Spisie treści

To koniec. Irański tankowiec Sanchi, który przewoził 136 000 ton ropy, zatonął. 6 stycznia zderzył się ze statkiem towarowym CF Crystal u wybrzeży Chin. Brak nadziei dla zaginionych członków załogi. I to jest katastrofa ekologiczna.

Chociaż urzędnicy państwowi bagatelizowali obawy o zniszczenie środowiska, jasne jest, że zatonięcie statku przewożącego 136 000 ton ropy z pewnością pozostawi po sobie trwały ślad w środowisku morskim.

Po zderzeniu olej zapalił się, uwalniając toksyczne opary do powietrza i olej do morza. Wszystko to utrudnia zarówno ratowanie, jak i próby powstrzymania wycieku.

Statek przewoził kondensat, substancję inną niż ropa naftowa, która jest wysoce toksyczna, o małej gęstości i znacznie bardziej wybuchowa niż zwykła ropa. Ale nie tylko. Ponieważ jest bardzo lekki, będzie się szybciej rozpraszał.

W ubiegłą sobotę ratownicy chińscy odzyskali „czarną skrzynkę” tankowca. Reporter z CCTV, chińskiej telewizji państwowej, poinformował, że widział wrak Sanchi i spalający się olej z samolotu, wyjaśniając, że paliwo rozprzestrzeniło się na obszar 10 km2.

„Sytuacja wycieku ropy jest bardzo poważna” - powiedział reporter.

Zhang Yong, starszy inżynier w State Ocean Organisation, minimalizuje obawy przed wyciekiem.

„Ponieważ jest to lekki olej. Ten obszar należy uznać za otwarte morze, więc wpływ człowieka powinien być minimalny ”.

Japońska straż przybrzeżna wysłała w ten rejon dwie łodzie patrolowe i samolot w celu poszukiwania zaginionych członków załogi i oceny najnowszej sytuacji, ale władze japońskie straciły kontakt z tankowcem w niedzielę o godzinie 8:40 GMT. Ostatnia potwierdzona pozycja statku znajdowała się około 315 km na zachód od Sokkozaki na wyspie Amami Oshima, jednej z północnych wysp łańcucha Ryukyu, do którego należy Okinawa.

W sobotę chińska ekipa ratownicza wydobyła z tankowca dwa ciała. Inne ciało, przypuszczalnie jednego z marynarzy Sanchi, zostało znalezione 8 stycznia i przewiezione do Szanghaju w celu identyfikacji.

A wpływ na środowisko?

MaritimeBulletin argumentuje również , że katastrofa ekologiczna powinna być ograniczona, ponieważ olej podsycał płomienie i parował.

„Zanieczyszczenie spowodowane wyciekiem jest pewne, ale w porównaniu z szerokim działem wodnym ujścia rzeki Jangcy 136 000 ton ropy nie powinno stanowić zbyt poważnego problemu” - powiedział Mu Jianxin, starszy inżynier w Instytucie , w wywiadzie dla Global Times.
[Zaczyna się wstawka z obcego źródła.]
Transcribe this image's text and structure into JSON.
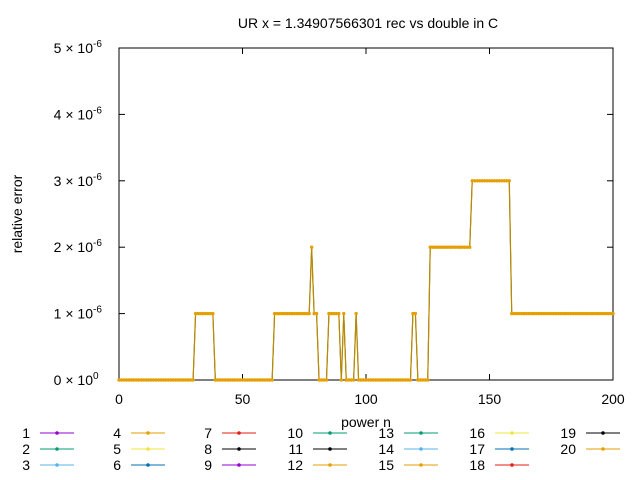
{
  "chart_data": {
    "type": "line",
    "title": "UR x = 1.34907566301 rec vs double in C",
    "xlabel": "power n",
    "ylabel": "relative error",
    "xlim": [
      0,
      200
    ],
    "ylim": [
      0,
      5e-06
    ],
    "x_ticks": [
      {
        "value": 0,
        "label": "0"
      },
      {
        "value": 50,
        "label": "50"
      },
      {
        "value": 100,
        "label": "100"
      },
      {
        "value": 150,
        "label": "150"
      },
      {
        "value": 200,
        "label": "200"
      }
    ],
    "y_ticks": [
      {
        "value": 0,
        "mant": "0 × 10",
        "exp": "0"
      },
      {
        "value": 1e-06,
        "mant": "1 × 10",
        "exp": "-6"
      },
      {
        "value": 2e-06,
        "mant": "2 × 10",
        "exp": "-6"
      },
      {
        "value": 3e-06,
        "mant": "3 × 10",
        "exp": "-6"
      },
      {
        "value": 4e-06,
        "mant": "4 × 10",
        "exp": "-6"
      },
      {
        "value": 5e-06,
        "mant": "5 × 10",
        "exp": "-6"
      }
    ],
    "grid": false,
    "legend_position": "bottom",
    "series": [
      {
        "name": "1",
        "color": "#9400d3"
      },
      {
        "name": "2",
        "color": "#009e73"
      },
      {
        "name": "3",
        "color": "#56b4e9"
      },
      {
        "name": "4",
        "color": "#e69f00"
      },
      {
        "name": "5",
        "color": "#f0e442"
      },
      {
        "name": "6",
        "color": "#0072b2"
      },
      {
        "name": "7",
        "color": "#e51e10"
      },
      {
        "name": "8",
        "color": "#000000"
      },
      {
        "name": "9",
        "color": "#9400d3"
      },
      {
        "name": "10",
        "color": "#009e73"
      },
      {
        "name": "11",
        "color": "#000000"
      },
      {
        "name": "12",
        "color": "#e69f00"
      },
      {
        "name": "13",
        "color": "#009e73"
      },
      {
        "name": "14",
        "color": "#56b4e9"
      },
      {
        "name": "15",
        "color": "#e69f00"
      },
      {
        "name": "16",
        "color": "#f0e442"
      },
      {
        "name": "17",
        "color": "#0072b2"
      },
      {
        "name": "18",
        "color": "#e51e10"
      },
      {
        "name": "19",
        "color": "#000000"
      },
      {
        "name": "20",
        "color": "#e69f00"
      }
    ],
    "data_segments": [
      {
        "x_start": 0,
        "x_end": 30,
        "y": 0
      },
      {
        "x_start": 31,
        "x_end": 38,
        "y": 1e-06
      },
      {
        "x_start": 39,
        "x_end": 62,
        "y": 0
      },
      {
        "x_start": 63,
        "x_end": 77,
        "y": 1e-06
      },
      {
        "x_start": 78,
        "x_end": 78,
        "y": 2e-06
      },
      {
        "x_start": 79,
        "x_end": 80,
        "y": 1e-06
      },
      {
        "x_start": 81,
        "x_end": 84,
        "y": 0
      },
      {
        "x_start": 85,
        "x_end": 89,
        "y": 1e-06
      },
      {
        "x_start": 90,
        "x_end": 90,
        "y": 0
      },
      {
        "x_start": 91,
        "x_end": 91,
        "y": 1e-06
      },
      {
        "x_start": 92,
        "x_end": 95,
        "y": 0
      },
      {
        "x_start": 96,
        "x_end": 96,
        "y": 1e-06
      },
      {
        "x_start": 97,
        "x_end": 118,
        "y": 0
      },
      {
        "x_start": 119,
        "x_end": 120,
        "y": 1e-06
      },
      {
        "x_start": 121,
        "x_end": 125,
        "y": 0
      },
      {
        "x_start": 126,
        "x_end": 142,
        "y": 2e-06
      },
      {
        "x_start": 143,
        "x_end": 158,
        "y": 3e-06
      },
      {
        "x_start": 159,
        "x_end": 200,
        "y": 1e-06
      }
    ]
  }
}
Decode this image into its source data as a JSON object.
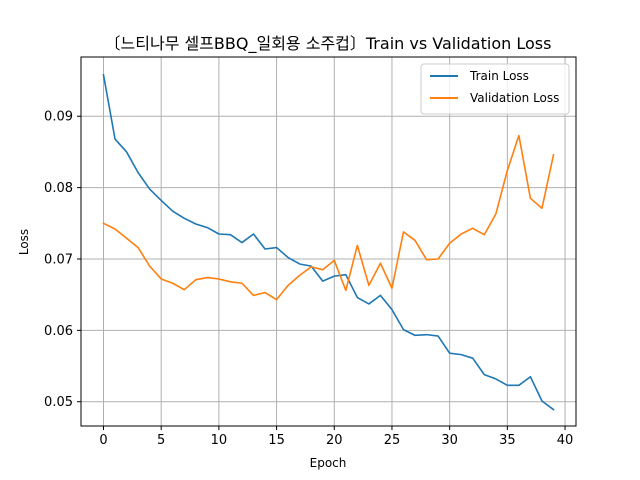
{
  "chart_data": {
    "type": "line",
    "title": "〔느티나무 셀프BBQ_일회용 소주컵〕Train vs Validation Loss",
    "xlabel": "Epoch",
    "ylabel": "Loss",
    "xlim": [
      -1.95,
      40.95
    ],
    "ylim": [
      0.0466,
      0.0983
    ],
    "xticks": [
      0,
      5,
      10,
      15,
      20,
      25,
      30,
      35,
      40
    ],
    "yticks": [
      0.05,
      0.06,
      0.07,
      0.08,
      0.09
    ],
    "ytick_labels": [
      "0.05",
      "0.06",
      "0.07",
      "0.08",
      "0.09"
    ],
    "grid": true,
    "legend_position": "top-right",
    "x": [
      0,
      1,
      2,
      3,
      4,
      5,
      6,
      7,
      8,
      9,
      10,
      11,
      12,
      13,
      14,
      15,
      16,
      17,
      18,
      19,
      20,
      21,
      22,
      23,
      24,
      25,
      26,
      27,
      28,
      29,
      30,
      31,
      32,
      33,
      34,
      35,
      36,
      37,
      38,
      39
    ],
    "series": [
      {
        "name": "Train Loss",
        "color": "#1f77b4",
        "values": [
          0.0958,
          0.0868,
          0.085,
          0.0821,
          0.0798,
          0.0782,
          0.0767,
          0.0757,
          0.0749,
          0.0744,
          0.0735,
          0.0734,
          0.0723,
          0.0735,
          0.0714,
          0.0716,
          0.0702,
          0.0693,
          0.069,
          0.0669,
          0.0676,
          0.0678,
          0.0646,
          0.0637,
          0.0649,
          0.0629,
          0.0601,
          0.0593,
          0.0594,
          0.0592,
          0.0568,
          0.0566,
          0.0561,
          0.0538,
          0.0532,
          0.0523,
          0.0523,
          0.0535,
          0.0501,
          0.0489
        ]
      },
      {
        "name": "Validation Loss",
        "color": "#ff7f0e",
        "values": [
          0.075,
          0.0742,
          0.0729,
          0.0716,
          0.069,
          0.0672,
          0.0666,
          0.0657,
          0.0671,
          0.0674,
          0.0672,
          0.0668,
          0.0666,
          0.0649,
          0.0653,
          0.0643,
          0.0663,
          0.0677,
          0.0689,
          0.0685,
          0.0698,
          0.0656,
          0.0719,
          0.0663,
          0.0694,
          0.0659,
          0.0738,
          0.0726,
          0.0699,
          0.07,
          0.0722,
          0.0735,
          0.0743,
          0.0734,
          0.0763,
          0.0824,
          0.0873,
          0.0785,
          0.0771,
          0.0846
        ]
      }
    ]
  }
}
Chińskie zasoby wodne i hydroelektryczność.

Jednak zatonięcie statku może być szkodliwe dla ekosystemu morskiego, ponieważ statek prawdopodobnie będzie powoli usuwał pozostały kondensat i paliwo nadal przechowywane w zbiorniku, a także paliwo, które napędzało silniki statku, zanieczyszczając otaczające wody.

Nie wiadomo, co jest gorsze: z jednej strony paliwo, najbrudniejszy rodzaj oleju, po rozlaniu wyjątkowo toksyczny, nawet mniej wybuchowy; z drugiej strony kondensat, trujący dla organizmów morskich.

Ten ostatni już zanieczyszcza wody , powiedział Rick Steiner, amerykański naukowiec morski. „Podobnie jak w przypadku wszystkich wycieków ropy, najważniejszy jest czas. Jest to szczególnie prawdziwe w przypadku wycieków kondensatu, ponieważ substancja jest tak toksyczna i lotna. ”

Morze Wschodniochińskie słynie z bogatego ekosystemu morskiego z wielorybami, morświnami, ptakami morskimi i rybami.

Olej opałowy jest stosunkowo łatwy do przechowywania, ponieważ jego objętości są mniejsze, a jego lepkość ułatwia wydobycie z wody, ale nawet małe ilości mogą szkodzić organizmom morskim.

Zatonięcie jest największym wyciekiem tankowca od 1991 roku, kiedy 260 000 ton ropy trafiło do morza u wybrzeży Angoli.